Google’s big fib on ebook portability

Sunday, December 5th, 2010

GizmoCrunch writes: The Google eBook ecosystem will be accessible to smartphones, tablets, PCs and even web browsers, leaving it open to the majority of the public unlike other alternative such as Amazon store’s eBooks which mainly run on the Amazon Kindle only.

The truth is actually the reverse. Amazon’s Kindle apps run on iPhones, iPads, Android phones and pads, PCs, Macs and other smart phones. Amazon’s advantage is that their technology is based on HTML and so reflows naturally on all platforms while Google’s PDF based technology deals poorly with reflow and so tends to require pan and scan reading on smaller devices.

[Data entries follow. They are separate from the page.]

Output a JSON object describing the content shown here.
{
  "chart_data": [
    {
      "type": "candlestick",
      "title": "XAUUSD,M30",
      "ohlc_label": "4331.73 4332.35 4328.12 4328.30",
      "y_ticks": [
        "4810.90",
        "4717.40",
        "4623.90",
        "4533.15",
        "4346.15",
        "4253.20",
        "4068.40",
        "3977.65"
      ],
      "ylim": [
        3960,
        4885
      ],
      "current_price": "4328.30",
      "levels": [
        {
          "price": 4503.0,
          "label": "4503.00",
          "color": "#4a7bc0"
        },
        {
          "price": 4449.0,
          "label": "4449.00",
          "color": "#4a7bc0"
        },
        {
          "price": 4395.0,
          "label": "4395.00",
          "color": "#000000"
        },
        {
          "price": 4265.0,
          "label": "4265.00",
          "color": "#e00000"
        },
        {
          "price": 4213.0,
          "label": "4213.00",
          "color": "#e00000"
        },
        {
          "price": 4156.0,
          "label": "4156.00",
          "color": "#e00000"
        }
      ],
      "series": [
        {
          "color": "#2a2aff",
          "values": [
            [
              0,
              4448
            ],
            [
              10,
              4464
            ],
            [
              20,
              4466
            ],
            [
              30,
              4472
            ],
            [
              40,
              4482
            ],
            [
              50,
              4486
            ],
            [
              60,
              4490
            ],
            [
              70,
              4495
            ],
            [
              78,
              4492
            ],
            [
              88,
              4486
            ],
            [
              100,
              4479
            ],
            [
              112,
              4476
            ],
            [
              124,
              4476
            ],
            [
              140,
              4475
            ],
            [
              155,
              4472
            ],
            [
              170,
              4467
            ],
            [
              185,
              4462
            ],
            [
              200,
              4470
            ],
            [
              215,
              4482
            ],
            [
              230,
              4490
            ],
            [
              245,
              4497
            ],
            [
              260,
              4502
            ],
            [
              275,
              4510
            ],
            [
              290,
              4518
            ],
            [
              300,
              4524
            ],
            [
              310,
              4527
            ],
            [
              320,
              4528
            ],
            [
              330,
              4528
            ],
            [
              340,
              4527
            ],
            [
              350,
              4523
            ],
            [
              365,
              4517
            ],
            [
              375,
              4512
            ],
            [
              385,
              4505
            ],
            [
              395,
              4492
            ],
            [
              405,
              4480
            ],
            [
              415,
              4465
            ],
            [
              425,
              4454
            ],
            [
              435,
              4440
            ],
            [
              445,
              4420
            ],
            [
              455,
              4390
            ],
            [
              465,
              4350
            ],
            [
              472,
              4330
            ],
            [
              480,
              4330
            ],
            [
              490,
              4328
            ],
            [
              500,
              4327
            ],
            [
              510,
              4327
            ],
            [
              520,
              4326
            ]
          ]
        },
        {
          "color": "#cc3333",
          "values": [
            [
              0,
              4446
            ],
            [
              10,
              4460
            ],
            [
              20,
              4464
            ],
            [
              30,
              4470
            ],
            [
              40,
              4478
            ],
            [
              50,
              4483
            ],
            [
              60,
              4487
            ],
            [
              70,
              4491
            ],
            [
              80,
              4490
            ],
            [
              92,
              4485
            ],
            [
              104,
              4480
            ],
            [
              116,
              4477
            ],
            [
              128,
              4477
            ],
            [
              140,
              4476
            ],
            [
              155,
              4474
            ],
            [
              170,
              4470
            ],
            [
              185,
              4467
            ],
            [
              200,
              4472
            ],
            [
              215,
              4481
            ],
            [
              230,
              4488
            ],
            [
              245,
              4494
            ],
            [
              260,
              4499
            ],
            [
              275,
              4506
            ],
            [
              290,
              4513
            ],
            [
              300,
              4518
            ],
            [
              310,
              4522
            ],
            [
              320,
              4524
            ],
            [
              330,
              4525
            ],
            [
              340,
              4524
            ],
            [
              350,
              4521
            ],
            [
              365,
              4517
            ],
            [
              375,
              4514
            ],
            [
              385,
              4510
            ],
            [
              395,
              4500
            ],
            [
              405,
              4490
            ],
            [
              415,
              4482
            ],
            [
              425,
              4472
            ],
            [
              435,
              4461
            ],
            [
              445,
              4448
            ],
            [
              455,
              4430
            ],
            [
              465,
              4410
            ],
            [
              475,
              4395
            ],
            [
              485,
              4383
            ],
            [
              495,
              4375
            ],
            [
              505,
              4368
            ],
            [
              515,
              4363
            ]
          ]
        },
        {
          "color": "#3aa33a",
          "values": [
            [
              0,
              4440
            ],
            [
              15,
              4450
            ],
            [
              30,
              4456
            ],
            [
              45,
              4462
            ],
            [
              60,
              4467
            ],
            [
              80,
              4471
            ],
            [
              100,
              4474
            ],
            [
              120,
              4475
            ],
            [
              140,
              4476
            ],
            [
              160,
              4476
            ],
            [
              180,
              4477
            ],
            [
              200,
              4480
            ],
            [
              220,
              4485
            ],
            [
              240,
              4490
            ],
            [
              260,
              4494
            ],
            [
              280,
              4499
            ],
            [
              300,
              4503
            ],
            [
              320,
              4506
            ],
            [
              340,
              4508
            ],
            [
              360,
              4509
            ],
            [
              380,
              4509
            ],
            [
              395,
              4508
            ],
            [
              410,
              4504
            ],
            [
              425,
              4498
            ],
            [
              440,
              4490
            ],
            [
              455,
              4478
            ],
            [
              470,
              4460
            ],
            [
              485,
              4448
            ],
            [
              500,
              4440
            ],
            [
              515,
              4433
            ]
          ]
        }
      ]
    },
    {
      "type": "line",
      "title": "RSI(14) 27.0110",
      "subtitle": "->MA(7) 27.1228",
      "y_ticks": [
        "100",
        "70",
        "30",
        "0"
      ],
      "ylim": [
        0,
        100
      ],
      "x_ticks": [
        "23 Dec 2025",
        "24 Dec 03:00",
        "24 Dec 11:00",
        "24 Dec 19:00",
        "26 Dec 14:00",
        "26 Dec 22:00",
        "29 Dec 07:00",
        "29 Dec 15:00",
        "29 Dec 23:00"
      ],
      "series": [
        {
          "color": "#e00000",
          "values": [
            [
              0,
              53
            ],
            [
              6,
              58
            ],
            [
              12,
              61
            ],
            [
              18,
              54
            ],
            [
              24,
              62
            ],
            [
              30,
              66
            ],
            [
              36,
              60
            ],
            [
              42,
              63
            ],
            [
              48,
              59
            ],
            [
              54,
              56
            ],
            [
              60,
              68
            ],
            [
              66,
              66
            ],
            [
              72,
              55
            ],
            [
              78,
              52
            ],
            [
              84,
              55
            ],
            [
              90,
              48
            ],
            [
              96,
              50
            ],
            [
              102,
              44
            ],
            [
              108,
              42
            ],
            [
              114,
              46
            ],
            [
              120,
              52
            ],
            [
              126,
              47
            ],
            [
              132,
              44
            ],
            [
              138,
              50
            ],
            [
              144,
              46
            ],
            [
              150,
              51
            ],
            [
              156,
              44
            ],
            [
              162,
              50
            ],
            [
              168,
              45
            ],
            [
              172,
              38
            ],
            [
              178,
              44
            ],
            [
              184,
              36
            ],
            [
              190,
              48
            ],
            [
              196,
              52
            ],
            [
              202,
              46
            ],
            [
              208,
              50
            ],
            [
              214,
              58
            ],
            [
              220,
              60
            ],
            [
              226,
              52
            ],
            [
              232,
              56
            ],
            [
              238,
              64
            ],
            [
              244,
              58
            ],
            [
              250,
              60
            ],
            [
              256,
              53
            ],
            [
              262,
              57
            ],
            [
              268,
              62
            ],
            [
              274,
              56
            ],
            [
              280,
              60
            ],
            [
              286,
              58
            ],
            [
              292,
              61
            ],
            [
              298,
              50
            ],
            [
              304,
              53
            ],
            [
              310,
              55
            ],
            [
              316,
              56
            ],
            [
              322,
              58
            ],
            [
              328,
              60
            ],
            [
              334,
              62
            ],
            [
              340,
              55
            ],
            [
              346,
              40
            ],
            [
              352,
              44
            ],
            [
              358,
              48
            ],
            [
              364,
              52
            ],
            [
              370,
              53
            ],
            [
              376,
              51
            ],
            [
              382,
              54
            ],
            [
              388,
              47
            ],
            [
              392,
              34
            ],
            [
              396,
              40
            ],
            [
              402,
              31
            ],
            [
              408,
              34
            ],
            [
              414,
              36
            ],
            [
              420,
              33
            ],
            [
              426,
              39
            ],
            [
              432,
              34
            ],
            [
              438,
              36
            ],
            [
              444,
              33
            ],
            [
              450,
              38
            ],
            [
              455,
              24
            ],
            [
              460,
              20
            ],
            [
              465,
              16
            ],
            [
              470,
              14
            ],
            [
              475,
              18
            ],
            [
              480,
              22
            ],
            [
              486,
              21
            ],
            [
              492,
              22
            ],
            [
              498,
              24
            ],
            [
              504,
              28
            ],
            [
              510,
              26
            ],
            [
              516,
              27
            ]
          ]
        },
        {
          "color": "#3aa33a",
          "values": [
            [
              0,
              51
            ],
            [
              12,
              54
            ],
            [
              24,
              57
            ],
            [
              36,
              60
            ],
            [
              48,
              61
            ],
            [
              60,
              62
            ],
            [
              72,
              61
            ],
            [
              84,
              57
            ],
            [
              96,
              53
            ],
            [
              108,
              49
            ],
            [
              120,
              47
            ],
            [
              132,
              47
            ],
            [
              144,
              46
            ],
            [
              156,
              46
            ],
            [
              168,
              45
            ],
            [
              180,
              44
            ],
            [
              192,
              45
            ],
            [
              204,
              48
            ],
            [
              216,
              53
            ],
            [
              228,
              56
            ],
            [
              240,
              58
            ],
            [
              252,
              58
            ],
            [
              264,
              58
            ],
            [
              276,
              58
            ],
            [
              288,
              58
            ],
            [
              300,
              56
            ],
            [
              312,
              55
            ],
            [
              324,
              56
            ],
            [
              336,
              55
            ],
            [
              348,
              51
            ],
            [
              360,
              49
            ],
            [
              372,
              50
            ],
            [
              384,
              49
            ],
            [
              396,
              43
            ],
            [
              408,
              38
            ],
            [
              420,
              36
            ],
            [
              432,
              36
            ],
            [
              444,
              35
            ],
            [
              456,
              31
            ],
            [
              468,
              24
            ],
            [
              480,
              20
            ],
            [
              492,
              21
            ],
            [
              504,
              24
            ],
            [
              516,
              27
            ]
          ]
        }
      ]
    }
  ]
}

In spite of using PDF for storage, Google Books runs inside browsers and so is supported on a few platforms that Amazon has not bothered to write Kindle apps for, like Linux desktops.

If Google had gone for EPUB instead they could have claimed the high ground on platform coverage, but as it is there is a difference between being able to read a book on a platform and being able to read a book comfortably on that platform.

Apps as an end-run around e-book publishers

Monday, October 25th, 2010

The New York Observer writes that Electric Publisher is offering a new alternative for e-book publishing. That is the e-book as a stand alone app.

This is of course not all that new as e-books as applications were offered long ago in the age of floppy disks.

Google accounts key to e-book scheme

Tuesday, July 6th, 2010

Google Editions Allies with ABA in Ebook War vs. Amazon, Apple

Readers will use their Google accounts to purchase the books directly from Google, whose Google Checkout system will serve as the payment platform.

This is the point that seems to being overlooked by the media. The real battle is between the consumer’s iTunes account and their Google account. Apple and Google own their customers in a way that Amazon can’t match.

Cisco prescribes tablet for Health Care industry

Wednesday, June 30th, 2010

Cisco is attempting to avoid a direct comparison with the iPad by targeting their Clus tablet as a vertical market platform.

“Cius is aimed at markets in technologically transitional stages, such as education and healthcare.”

The advantage of not having thousands of “cool” apps for your platform is that the worker bees will be less tempted to use them for non-work activities.

Video enhanced eBooks for the iPad

Tuesday, June 29th, 2010

As PC World notes, the first video enhanced ebooks “are similar to special features you’d find on a DVD.”

Pity that Amazon’s own devices can not support the rich content they can offer on the iPad.